Contoh-contoh ini tidak hanya menunjukkan benturan kata, tetapi juga menggambarkan konflik batin dan realitas manusia yang kompleks.

Relevansi Majas Oksimoron dalam Kehidupan Modern

Di era digital, majas oksimoron semakin relevan karena kehidupan manusia memang penuh dengan kontradiksi seperti bahagia tapi hampa, terhubung tapi kesepian, bebas tapi terikat, sukses tapi tertekan. 

Media sosial, budaya populer, dan kehidupan urban modern penuh dengan situasi yang hanya bisa dijelaskan secara tepat melalui bahasa oksimoron. Ini menjadikannya salah satu gaya bahasa paling “modern” meski berasal dari konsep klasik.

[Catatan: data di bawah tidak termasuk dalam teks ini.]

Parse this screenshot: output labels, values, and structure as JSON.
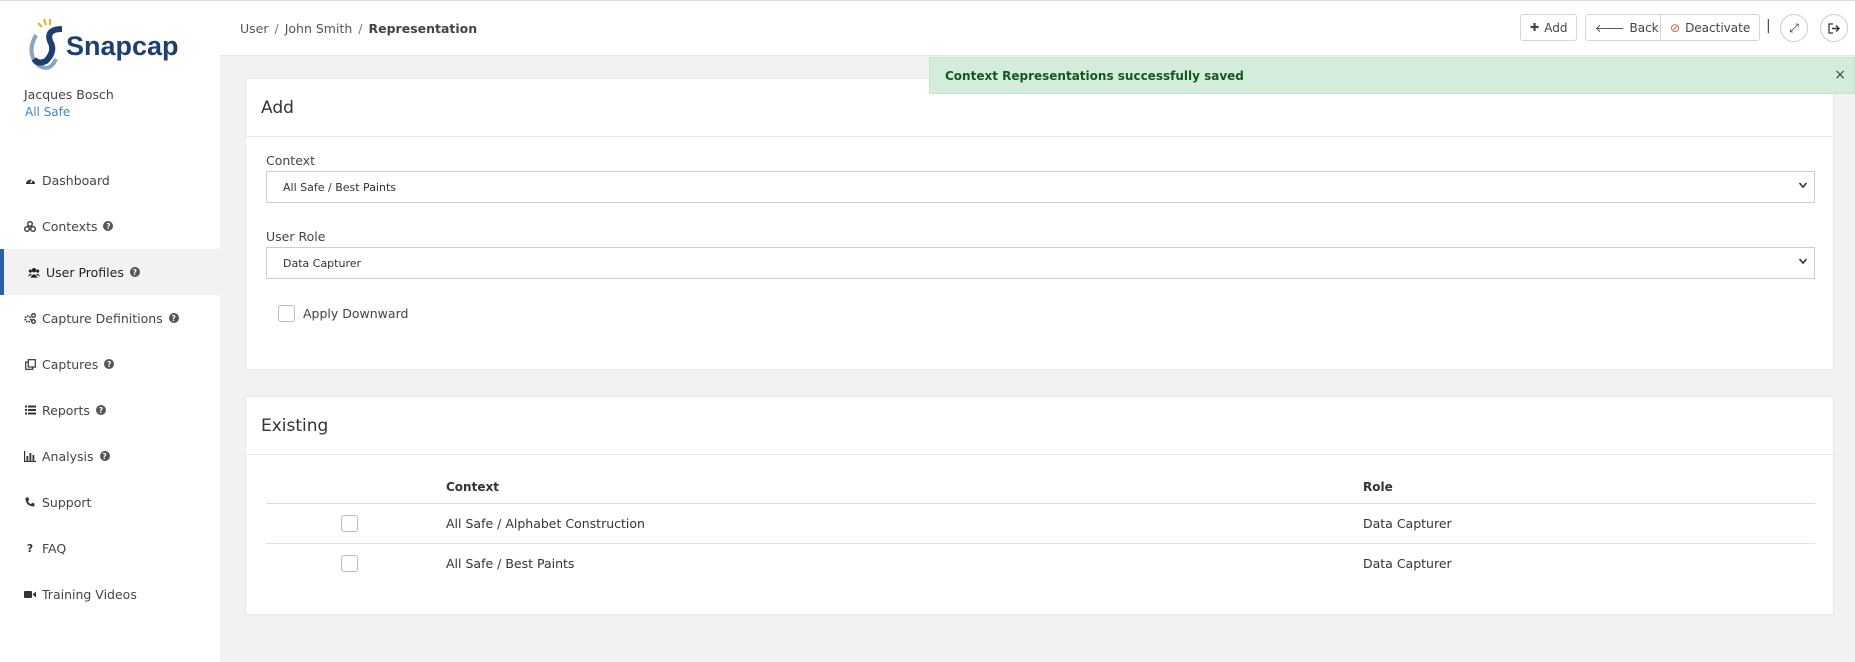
{
  "app": {
    "logo_text": "Snapcap"
  },
  "user": {
    "name": "Jacques Bosch",
    "org": "All Safe"
  },
  "sidebar": {
    "items": [
      {
        "label": "Dashboard",
        "icon": "dashboard-icon",
        "help": false,
        "active": false
      },
      {
        "label": "Contexts",
        "icon": "contexts-icon",
        "help": true,
        "active": false
      },
      {
        "label": "User Profiles",
        "icon": "users-icon",
        "help": true,
        "active": true
      },
      {
        "label": "Capture Definitions",
        "icon": "cogs-icon",
        "help": true,
        "active": false
      },
      {
        "label": "Captures",
        "icon": "captures-icon",
        "help": true,
        "active": false
      },
      {
        "label": "Reports",
        "icon": "list-icon",
        "help": true,
        "active": false
      },
      {
        "label": "Analysis",
        "icon": "bar-chart-icon",
        "help": true,
        "active": false
      },
      {
        "label": "Support",
        "icon": "phone-icon",
        "help": false,
        "active": false
      },
      {
        "label": "FAQ",
        "icon": "question-icon",
        "help": false,
        "active": false
      },
      {
        "label": "Training Videos",
        "icon": "video-icon",
        "help": false,
        "active": false
      }
    ],
    "help_glyph": "?"
  },
  "breadcrumb": {
    "items": [
      "User",
      "John Smith"
    ],
    "current": "Representation",
    "separator": "/"
  },
  "toolbar": {
    "add_label": "Add",
    "back_label": "Back",
    "deactivate_label": "Deactivate",
    "pipe": "|"
  },
  "alert": {
    "message": "Context Representations successfully saved",
    "close": "×"
  },
  "add_panel": {
    "title": "Add",
    "context_label": "Context",
    "context_value": "All Safe / Best Paints",
    "role_label": "User Role",
    "role_value": "Data Capturer",
    "apply_downward_label": "Apply Downward"
  },
  "existing_panel": {
    "title": "Existing",
    "columns": [
      "Context",
      "Role"
    ],
    "rows": [
      {
        "context": "All Safe / Alphabet Construction",
        "role": "Data Capturer"
      },
      {
        "context": "All Safe / Best Paints",
        "role": "Data Capturer"
      }
    ]
  },
  "colors": {
    "accent": "#2b5fa8",
    "alert_bg": "#d4edda",
    "alert_text": "#155724",
    "danger": "#d9534f"
  }
}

Dalam konteks pendidikan karakter, oksimoron juga membantu siswa memahami bahwa hidup tidak selalu hitam-putih, masih ada abu-abu, ada kontradiksi, dan ada makna di balik pertentangan.

Kesimpulan

Majas oksimoron bukan sekadar permainan kata yang bertentangan, melainkan cerminan dari kompleksitas hidup manusia. Ia mempertemukan dua kutub berlawanan, lalu menjadikannya alat refleksi, keindahan, kritik, dan pemahaman yang lebih dalam.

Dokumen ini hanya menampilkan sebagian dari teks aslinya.